By Loucoumane Coulibaly
ABIDJAN (Reuters) – Former Ivory Coast President Laurent Gbagbo vowed on Sunday to continue in politics “until my death” as he launched a new party following his acquittal by the International Criminal Court and return from a decade abroad.
Gbagbo, president from 2000-2011, returned to Ivory Coast https://www.reuters.com/world/africa/ivory-coasts-former-president-gbagbo-flies-home-after-decade-exile-2021-06-17 in June after being acquitted in 2019 by the Netherlands-based court on war crimes charges for his role in a civil war sparked by his refusal to concede defeat in an election.
The creation of the new party, called the African People’s Party – Cote d’Ivoire” (PPA-CI), has fuelled speculation he intends to run in the 2025 presidential election. He declined to provide a definitive answer to that question on Sunday.
Gbagbo lost control of the party he founded, the Ivorian Popular Front, to a former ally while in prison for more than seven years in the Netherlands, but he retains a large and loyal base of supporters.
The PPA-CI held its first congress before thousands of supporters who packed into a hotel ballroom at the weekend in the commercial capital Abidjan.
“I am going to practise politics until my death,” Gbagbo, 76, said to loud cheers during an hour-long speech that combined defiance, humour and nostalgia. “There are people older than I am who practise politics.”
At the same time, he suggested it was time for “the elders” to retire from active electoral politics, a reference to himself as well as to the current president, Alassane Ouattara, who defeated him in 2010, and former President Henri Konan Bedie.
Ouattara has also called for power to be handed off to a new generation after three decades of national politics dominated by the three men.

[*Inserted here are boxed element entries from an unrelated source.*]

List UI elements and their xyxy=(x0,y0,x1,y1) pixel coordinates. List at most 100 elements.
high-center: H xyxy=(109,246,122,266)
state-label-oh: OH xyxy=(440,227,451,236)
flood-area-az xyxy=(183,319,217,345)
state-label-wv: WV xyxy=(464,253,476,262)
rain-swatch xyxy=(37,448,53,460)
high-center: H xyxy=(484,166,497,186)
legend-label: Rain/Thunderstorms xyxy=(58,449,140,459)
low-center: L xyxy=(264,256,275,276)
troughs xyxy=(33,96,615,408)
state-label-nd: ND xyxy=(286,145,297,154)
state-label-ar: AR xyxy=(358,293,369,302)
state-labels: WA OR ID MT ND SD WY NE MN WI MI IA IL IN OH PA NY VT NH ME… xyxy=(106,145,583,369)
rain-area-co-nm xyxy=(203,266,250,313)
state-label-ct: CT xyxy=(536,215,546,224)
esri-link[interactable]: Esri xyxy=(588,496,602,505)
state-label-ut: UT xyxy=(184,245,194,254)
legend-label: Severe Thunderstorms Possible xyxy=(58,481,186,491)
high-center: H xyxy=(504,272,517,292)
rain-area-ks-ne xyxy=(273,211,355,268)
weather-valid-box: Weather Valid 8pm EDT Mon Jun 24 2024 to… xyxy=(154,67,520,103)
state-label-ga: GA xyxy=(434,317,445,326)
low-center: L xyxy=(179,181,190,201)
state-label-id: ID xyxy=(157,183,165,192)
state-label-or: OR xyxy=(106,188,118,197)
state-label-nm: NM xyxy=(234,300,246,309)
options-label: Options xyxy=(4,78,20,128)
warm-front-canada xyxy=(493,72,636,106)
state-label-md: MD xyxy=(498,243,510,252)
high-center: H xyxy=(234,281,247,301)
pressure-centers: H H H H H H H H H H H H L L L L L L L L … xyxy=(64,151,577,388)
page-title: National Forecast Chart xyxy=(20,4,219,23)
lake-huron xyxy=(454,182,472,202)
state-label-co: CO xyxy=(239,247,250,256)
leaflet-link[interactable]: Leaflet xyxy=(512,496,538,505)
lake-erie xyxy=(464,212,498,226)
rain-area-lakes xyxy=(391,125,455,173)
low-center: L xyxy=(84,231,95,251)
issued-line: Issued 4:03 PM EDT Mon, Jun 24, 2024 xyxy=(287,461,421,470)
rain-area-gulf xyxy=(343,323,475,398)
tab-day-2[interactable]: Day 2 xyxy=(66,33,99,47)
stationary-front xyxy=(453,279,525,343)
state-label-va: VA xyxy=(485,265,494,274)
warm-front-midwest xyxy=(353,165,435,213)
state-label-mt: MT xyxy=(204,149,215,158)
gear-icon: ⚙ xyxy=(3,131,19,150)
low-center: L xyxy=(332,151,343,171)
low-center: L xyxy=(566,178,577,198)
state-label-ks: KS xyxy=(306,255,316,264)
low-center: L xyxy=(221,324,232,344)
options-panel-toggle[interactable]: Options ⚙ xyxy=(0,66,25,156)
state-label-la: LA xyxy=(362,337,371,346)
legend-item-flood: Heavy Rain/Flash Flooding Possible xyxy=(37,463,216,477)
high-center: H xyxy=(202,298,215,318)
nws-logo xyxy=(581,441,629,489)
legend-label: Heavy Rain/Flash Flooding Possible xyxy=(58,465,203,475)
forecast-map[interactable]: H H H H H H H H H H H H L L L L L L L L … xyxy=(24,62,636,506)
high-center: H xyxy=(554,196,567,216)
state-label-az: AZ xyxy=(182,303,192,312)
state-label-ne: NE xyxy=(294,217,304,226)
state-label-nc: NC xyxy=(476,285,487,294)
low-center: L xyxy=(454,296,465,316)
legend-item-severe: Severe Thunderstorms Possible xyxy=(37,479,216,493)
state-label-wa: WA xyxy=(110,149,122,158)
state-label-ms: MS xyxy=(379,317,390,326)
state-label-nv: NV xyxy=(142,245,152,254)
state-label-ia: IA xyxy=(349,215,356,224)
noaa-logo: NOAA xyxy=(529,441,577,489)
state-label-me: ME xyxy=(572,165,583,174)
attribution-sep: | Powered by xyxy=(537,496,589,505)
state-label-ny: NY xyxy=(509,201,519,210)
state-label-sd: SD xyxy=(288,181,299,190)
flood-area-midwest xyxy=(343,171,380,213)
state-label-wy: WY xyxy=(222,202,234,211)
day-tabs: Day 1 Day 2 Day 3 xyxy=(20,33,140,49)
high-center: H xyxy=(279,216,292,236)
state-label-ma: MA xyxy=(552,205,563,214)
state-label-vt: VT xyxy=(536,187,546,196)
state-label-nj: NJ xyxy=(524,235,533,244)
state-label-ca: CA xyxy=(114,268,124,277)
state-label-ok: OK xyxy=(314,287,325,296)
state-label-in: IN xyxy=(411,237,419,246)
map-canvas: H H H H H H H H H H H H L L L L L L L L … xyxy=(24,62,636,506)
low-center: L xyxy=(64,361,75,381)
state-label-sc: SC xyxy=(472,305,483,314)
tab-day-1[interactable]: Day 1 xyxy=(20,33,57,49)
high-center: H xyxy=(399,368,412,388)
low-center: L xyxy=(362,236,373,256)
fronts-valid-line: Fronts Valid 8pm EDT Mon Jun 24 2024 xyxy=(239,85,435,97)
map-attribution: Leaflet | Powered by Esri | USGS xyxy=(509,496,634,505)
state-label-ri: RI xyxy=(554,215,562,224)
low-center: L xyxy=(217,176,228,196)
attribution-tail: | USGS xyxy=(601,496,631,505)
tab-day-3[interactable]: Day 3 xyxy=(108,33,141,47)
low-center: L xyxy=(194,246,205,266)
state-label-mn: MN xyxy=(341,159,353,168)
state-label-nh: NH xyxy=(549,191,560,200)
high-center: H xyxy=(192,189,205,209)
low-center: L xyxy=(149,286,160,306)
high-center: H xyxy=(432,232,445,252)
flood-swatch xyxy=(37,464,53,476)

Ouattara is 79 and Bedie is 87.
Ouattara ran for and won a third term last year after the candidate he had designated to succeed him suddenly died.
Ivory Coast, the world’s top cocoa producer, has West Africa’s third-largest economy and has seen some of the world’s fastest economic growth over the past decade.
The International Criminal Court found there was insufficient evidence that Gbagbo was personally responsible for killings and other crimes committed by pro-government forces during the 2010-2011 civil war, in which more than 3,000 people died.
Gbagbo still faces a potential 20-year prison sentence that was handed down in Ivory Coast in November 2019 on charges of misappropriating funds from the regional central bank during the war. The government has not said whether it plans to enforce the verdict, or whether Gbagbo will be pardoned.